Reports have emerged that Maplin is in “crunch talks” with potential buyers as it races to secure a new owner to guarantee the future of its 2500 employees.
The parent company of the electricals chain, Rutland Partners, appointed PwC in January to review Maplin’s options after it identified cost savings and contacted landlords for better rent terms.
The retailer is reportedly confident in being able to secure a sale, although no deal has been agreed as of yet.
Maplin is also mulling the option of a pre-pack sale and bracing itself for the possibility of having to go into administration.
One of the potential suitors is thought to be Edinburgh Woollen Mill Group, which has been expanding rapidly in recent months through the acquisitions of troubled high street chains.
“We are in advanced talks with a number of parties and expect to be in a position to announce a solvent sale of the business within days,” a Maplin spokesman said.
“Once secured this will stabilise the business to the benefit of all stakeholders and provide Maplin with the financial firepower to deliver its 2020 multichannel strategy focused on smart tech.”
The news comes after Maplin’s credit insurers slashed their exposure amid widening losses back in November.

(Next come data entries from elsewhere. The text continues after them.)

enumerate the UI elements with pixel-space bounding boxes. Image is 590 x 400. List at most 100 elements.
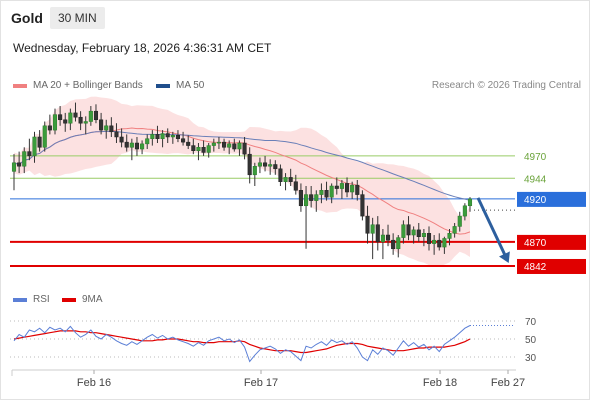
candle-body-up [283,177,288,182]
candle-body-down [360,194,365,217]
candle [350,181,355,199]
forecast-arrow-shaft [476,197,509,261]
candle [165,128,170,143]
bollinger-band [14,96,470,267]
candle [42,121,47,152]
candle [93,104,99,124]
candle [442,236,447,254]
ma9-swatch [62,297,76,302]
candle [380,229,385,260]
candle-body-down [119,136,124,143]
candle-body-up [370,224,375,234]
candle [437,233,442,251]
ma20-swatch [13,83,27,88]
candle-body-up [421,233,426,237]
candle [124,134,129,152]
candle-body-up [319,190,324,195]
rsi-line [13,325,471,363]
candle [191,138,196,155]
candle [114,123,119,143]
candle [462,203,467,221]
candle [426,226,432,251]
candle [355,179,360,201]
ma50-line [13,130,471,201]
forecast-arrow-head [499,251,510,264]
rsi-tick-50: 50 [525,335,537,346]
candle [104,119,109,139]
candle [324,181,329,201]
candle-body-up [329,185,334,198]
candle [344,177,350,198]
candle [304,186,309,249]
candle-body-up [442,238,447,248]
candle-body-down [27,151,32,157]
candle [99,112,104,135]
candle [391,233,396,255]
candle-body-down [273,164,278,170]
rsi-swatch [13,297,27,302]
candle [329,183,334,204]
ma50-label: MA 50 [176,80,205,91]
candle-body-up [380,234,385,243]
candle-body-up [339,183,344,189]
candle [416,222,421,242]
candle [263,155,268,172]
forecast-layer [476,197,510,264]
candle [222,138,227,151]
candle [385,224,391,247]
legend-ma9: 9MA [62,294,103,305]
candle [181,131,186,146]
support-value-4842: 4842 [524,262,547,273]
candle [273,160,278,175]
candle [134,136,140,156]
candle [406,216,411,241]
candle [396,235,401,258]
candle-body-up [160,133,165,139]
candle-body-down [47,125,52,131]
candle [457,211,462,232]
candle-body-up [145,138,150,145]
candle [365,205,370,244]
bollinger-band-layer [14,96,470,267]
legend-ma50: MA 50 [156,80,204,91]
candle-body-down [165,133,170,138]
interval-badge[interactable]: 30 MIN [50,7,105,29]
candle [268,159,273,175]
candle-body-up [11,162,17,172]
level-labels-layer: 4970 4944 4920 4870 4842 [517,152,586,274]
candle [88,106,93,126]
candle-body-up [211,142,216,146]
research-credit: Research © 2026 Trading Central [431,80,581,91]
rsi-tick-70: 70 [525,317,537,328]
candle [252,162,257,186]
candle-body-down [134,142,140,150]
candle-body-down [191,145,196,151]
candle [109,117,114,137]
x-tick-label: Feb 16 [77,377,111,389]
candle-body-down [232,143,237,150]
candle-body-up [396,237,401,250]
candle-body-up [83,121,88,124]
candle-body-down [124,141,129,148]
candle [467,197,473,212]
candle-body-up [196,147,201,151]
ma50-swatch [156,83,170,88]
candle [247,147,252,184]
ma9-label: 9MA [82,294,103,305]
candle-body-up [452,226,457,234]
candle-body-up [32,136,37,157]
legend-rsi: RSI [13,294,50,305]
x-tick-label: Feb 17 [244,377,278,389]
candle-body-down [78,116,83,124]
candle [140,140,145,155]
chart-timestamp: Wednesday, February 18, 2026 4:36:31 AM … [13,41,272,55]
candle [196,143,201,161]
candle-body-down [344,183,350,193]
candle [32,131,37,163]
support-tag-4870 [517,234,586,250]
resistance-value-4944: 4944 [524,174,547,185]
candle [216,136,221,150]
candle [47,114,52,135]
candle-body-down [416,229,421,237]
candle-body-down [355,184,360,195]
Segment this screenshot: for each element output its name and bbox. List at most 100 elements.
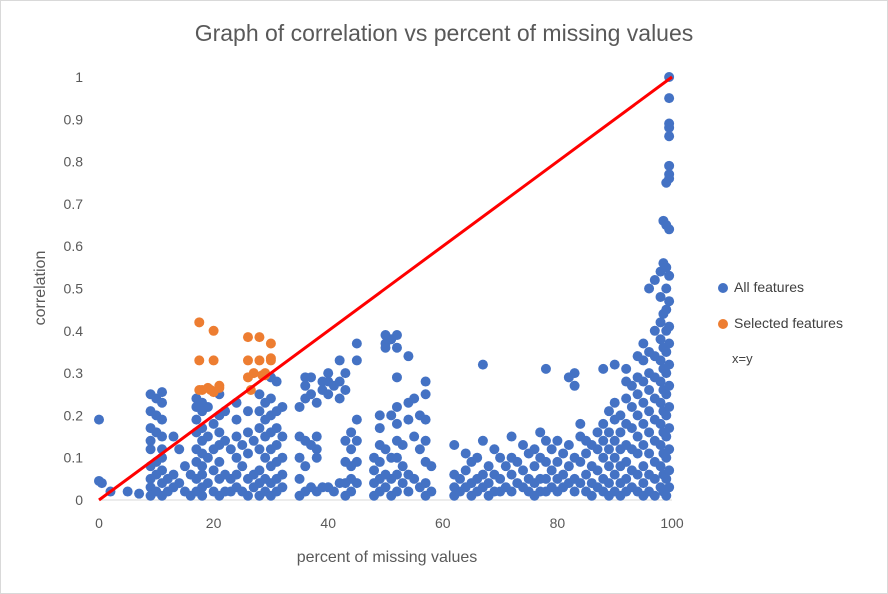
all-features-point: [391, 342, 402, 353]
all-features-point: [145, 444, 156, 455]
all-features-point: [529, 461, 540, 472]
all-features-point: [598, 363, 609, 374]
all-features-point: [592, 427, 603, 438]
all-features-point: [581, 469, 592, 480]
all-features-point: [477, 435, 488, 446]
all-features-point: [346, 444, 357, 455]
all-features-point: [306, 372, 317, 383]
all-features-point: [558, 448, 569, 459]
all-features-point: [621, 363, 632, 374]
all-features-point: [540, 473, 551, 484]
all-features-point: [638, 355, 649, 366]
all-features-point: [603, 461, 614, 472]
all-features-point: [157, 465, 168, 476]
all-features-point: [168, 469, 179, 480]
all-features-point: [391, 330, 402, 341]
all-features-point: [518, 440, 529, 451]
all-features-point: [598, 435, 609, 446]
all-features-point: [644, 427, 655, 438]
all-features-point: [661, 389, 672, 400]
all-features-point: [254, 406, 265, 417]
all-features-point: [655, 397, 666, 408]
all-features-point: [661, 283, 672, 294]
all-features-point: [664, 160, 675, 171]
all-features-point: [664, 270, 675, 281]
all-features-point: [638, 338, 649, 349]
y-tick-label: 0.6: [64, 238, 84, 254]
all-features-point: [260, 452, 271, 463]
all-features-point: [248, 435, 259, 446]
all-features-point: [414, 444, 425, 455]
all-features-point: [506, 469, 517, 480]
all-features-point: [374, 410, 385, 421]
all-features-point: [340, 368, 351, 379]
selected-features-point: [194, 355, 205, 366]
all-features-point: [661, 368, 672, 379]
y-tick-label: 0: [75, 492, 83, 508]
all-features-point: [351, 435, 362, 446]
all-features-point: [655, 317, 666, 328]
y-tick-label: 0.9: [64, 111, 84, 127]
tick-labels: 0 20 40 60 80 100 0 0.1 0.2 0.3 0.4 0.5 0.6 0.7 0.8 0.9…: [64, 69, 684, 531]
all-features-point: [449, 440, 460, 451]
all-features-point: [220, 435, 231, 446]
all-features-point: [575, 478, 586, 489]
all-features-point: [598, 452, 609, 463]
all-features-point: [655, 440, 666, 451]
all-features-point: [237, 440, 248, 451]
all-features-point: [409, 431, 420, 442]
all-features-point: [661, 346, 672, 357]
all-features-point: [661, 490, 672, 501]
y-tick-label: 0.2: [64, 407, 84, 423]
all-features-point: [558, 469, 569, 480]
all-features-point: [552, 435, 563, 446]
x-tick-label: 0: [95, 515, 103, 531]
all-features-point: [661, 431, 672, 442]
all-features-point: [122, 486, 133, 497]
all-features-point: [615, 410, 626, 421]
all-features-point: [214, 456, 225, 467]
all-features-point: [518, 465, 529, 476]
all-features-point: [94, 414, 104, 425]
all-features-point: [334, 355, 345, 366]
all-features-point: [632, 448, 643, 459]
all-features-point: [664, 122, 675, 133]
all-features-point: [202, 452, 213, 463]
all-features-point: [208, 465, 219, 476]
all-features-point: [351, 414, 362, 425]
all-features-point: [351, 478, 362, 489]
selected-features-point: [214, 382, 225, 393]
all-features-point: [340, 385, 351, 396]
all-features-point: [265, 393, 276, 404]
all-features-point: [664, 338, 675, 349]
selected-features-point: [254, 332, 265, 343]
selected-features-point: [254, 355, 265, 366]
all-features-point: [311, 444, 322, 455]
all-features-point: [644, 448, 655, 459]
selected-features-point: [208, 355, 219, 366]
x-tick-label: 20: [206, 515, 222, 531]
all-features-point: [495, 473, 506, 484]
all-features-point: [664, 173, 675, 184]
all-features-point: [664, 321, 675, 332]
all-features-point: [546, 465, 557, 476]
all-features-point: [603, 478, 614, 489]
all-features-point: [346, 486, 357, 497]
all-features-point: [277, 401, 288, 412]
all-features-point: [334, 393, 345, 404]
all-features-point: [391, 401, 402, 412]
all-features-point: [351, 338, 362, 349]
all-features-point: [380, 444, 391, 455]
all-features-point: [191, 414, 202, 425]
all-features-point: [638, 397, 649, 408]
all-features-point: [277, 431, 288, 442]
legend-marker-selected-features: [718, 319, 728, 329]
all-features-point: [655, 376, 666, 387]
all-features-point: [540, 456, 551, 467]
all-features-point: [157, 431, 168, 442]
all-features-point: [655, 291, 666, 302]
all-features-point: [506, 431, 517, 442]
selected-features-point: [242, 332, 253, 343]
all-features-point: [328, 486, 339, 497]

This made it difficult for Maplin’s suppliers to insure their debts, causing stock shortages.
However, Maplin said at the time that it had “sufficient headroom” to navigate a tough trading environment.
Meanwhile, according to accounts filed at Companies House, Maplin recorded a pre-tax loss of £3.9 million for the year ending March 31, 2017, up from £2.1 million in the year prior.
EBITDA also came in at £8.9 million, down from £12.7 million the year before.
While the retailer conceded that 2016/17 was a “transformational and challenging year”, it stressed that progress was being made on its three-year 2020 Vision Strategy, which includes the rollout of a new brand identity and store concept.